Ласково коснуться груди, аккуратно провести пальцем по соску, чтоб он вздрогнул, напрягся… Последует второй раунд? Нет. Девка скидывает его руку. И ведь какая настырная! Никак у нее соперница из головы не идет.
– Вот и я говорю, что никакие у нее сиськи. Сплошная декорация. А при этом строит из себя принцессу Стефанию… Будто я не знаю, что она с Теплицыным спит.
Ну, разговор теперь пошел бесконечный. Ничего не поделаешь, с бабами нужно терпение и тщательно сыгранное любопытство.
– А кто такой Теплицын?
– Начальник наш. Она для него – скорая помощь, сервис по первому свистку. Приспичило ему – сразу жмет на селектор, и она к нему мчится. Двери на замок – и пошло производственное совещание…
– Ну, многие девушки спят с начальниками.
Нет, это он сказал зря – партнерша сразу взвилась:
– Но я же не сплю!!
Тут уж нужно улещивать:
– А тебе-то зачем?! Ты же у меня не только красавица, но еще и умница! А с начальниками спят дуры.
– А я у тебя умная?..
Ну, слава всевышнему.

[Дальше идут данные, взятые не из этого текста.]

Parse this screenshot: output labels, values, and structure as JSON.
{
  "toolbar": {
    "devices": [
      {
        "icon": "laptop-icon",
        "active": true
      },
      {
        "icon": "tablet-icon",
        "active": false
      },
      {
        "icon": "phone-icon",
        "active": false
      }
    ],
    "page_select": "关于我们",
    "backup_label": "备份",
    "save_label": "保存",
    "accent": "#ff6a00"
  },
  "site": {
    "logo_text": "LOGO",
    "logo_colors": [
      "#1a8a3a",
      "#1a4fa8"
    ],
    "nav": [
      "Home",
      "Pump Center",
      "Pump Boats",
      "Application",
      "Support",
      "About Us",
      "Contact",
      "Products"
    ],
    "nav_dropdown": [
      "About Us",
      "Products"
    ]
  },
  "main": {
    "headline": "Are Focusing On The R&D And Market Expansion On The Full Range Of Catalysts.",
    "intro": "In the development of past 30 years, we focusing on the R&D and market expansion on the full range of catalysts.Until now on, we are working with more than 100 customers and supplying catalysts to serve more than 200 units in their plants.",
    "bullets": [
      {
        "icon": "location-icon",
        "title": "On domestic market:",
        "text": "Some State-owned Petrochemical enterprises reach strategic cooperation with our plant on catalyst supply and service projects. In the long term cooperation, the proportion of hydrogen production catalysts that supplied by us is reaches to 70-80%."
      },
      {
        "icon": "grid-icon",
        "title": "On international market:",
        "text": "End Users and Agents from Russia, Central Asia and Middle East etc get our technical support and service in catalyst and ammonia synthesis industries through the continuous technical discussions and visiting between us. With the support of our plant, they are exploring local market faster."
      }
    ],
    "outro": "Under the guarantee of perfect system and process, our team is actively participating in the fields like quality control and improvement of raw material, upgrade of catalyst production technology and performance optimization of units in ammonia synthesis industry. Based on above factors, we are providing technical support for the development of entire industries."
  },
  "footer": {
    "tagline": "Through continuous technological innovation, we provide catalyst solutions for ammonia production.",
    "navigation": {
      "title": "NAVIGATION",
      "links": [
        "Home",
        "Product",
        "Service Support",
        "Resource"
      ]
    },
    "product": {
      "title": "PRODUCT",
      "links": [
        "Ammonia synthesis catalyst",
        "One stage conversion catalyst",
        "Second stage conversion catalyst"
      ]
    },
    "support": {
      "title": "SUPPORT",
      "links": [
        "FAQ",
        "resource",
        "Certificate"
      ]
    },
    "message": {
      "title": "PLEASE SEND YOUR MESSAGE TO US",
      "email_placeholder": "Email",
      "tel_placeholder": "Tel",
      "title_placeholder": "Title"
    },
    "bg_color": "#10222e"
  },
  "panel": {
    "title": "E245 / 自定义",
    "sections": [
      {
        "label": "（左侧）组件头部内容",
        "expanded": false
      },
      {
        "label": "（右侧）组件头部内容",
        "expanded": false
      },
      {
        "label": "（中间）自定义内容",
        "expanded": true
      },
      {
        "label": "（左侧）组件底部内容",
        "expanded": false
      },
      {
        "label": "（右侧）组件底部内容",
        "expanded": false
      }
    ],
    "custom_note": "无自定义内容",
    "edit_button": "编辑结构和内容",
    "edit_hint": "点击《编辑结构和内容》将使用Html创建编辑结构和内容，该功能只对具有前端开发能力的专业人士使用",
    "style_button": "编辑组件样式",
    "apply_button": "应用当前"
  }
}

Наконец-то.
– О, лапочка, ты у меня не просто умная. Ты у меня – редчайшее сочетание. И острый ум, и неземная красота.
Он всегда удивлялся, когда бабы искренне принимали эту сентенцию на свой счет: верили и млели. Вот и эта размякла, тут же начала выдавать встречные комплименты:
– А ты у меня… ты… гремучая смесь. Бисмарк и Иглесиас. Сократ и Том Круз. Монтень и Рассел Кроу!
Даже странно, что глупая девка знает про Бисмарка и прочих Сократов…
– Да, я – гремучий. Я – мощный и страшный. Я – злой. И я сейчас тебя растерзаю!
Он навалился на ее податливое тело, сдавил губы жестким поцелуем… Она страстно застонала и подалась ему навстречу.
* * *
Дверь в квартиру Макса Таня открыла своим ключом. Уличной обуви на коврике не было, и свет в прихожей не горел, но Таня не сомневалась, что Макс дома. Уже изучила своего друга, как облупленного: едва он возвращается, первым делом протирает ботинки и убирает в шкаф. А свет в коридоре тушит потому, что яркие лампы его раздражают, да и электричество зачем зря жечь?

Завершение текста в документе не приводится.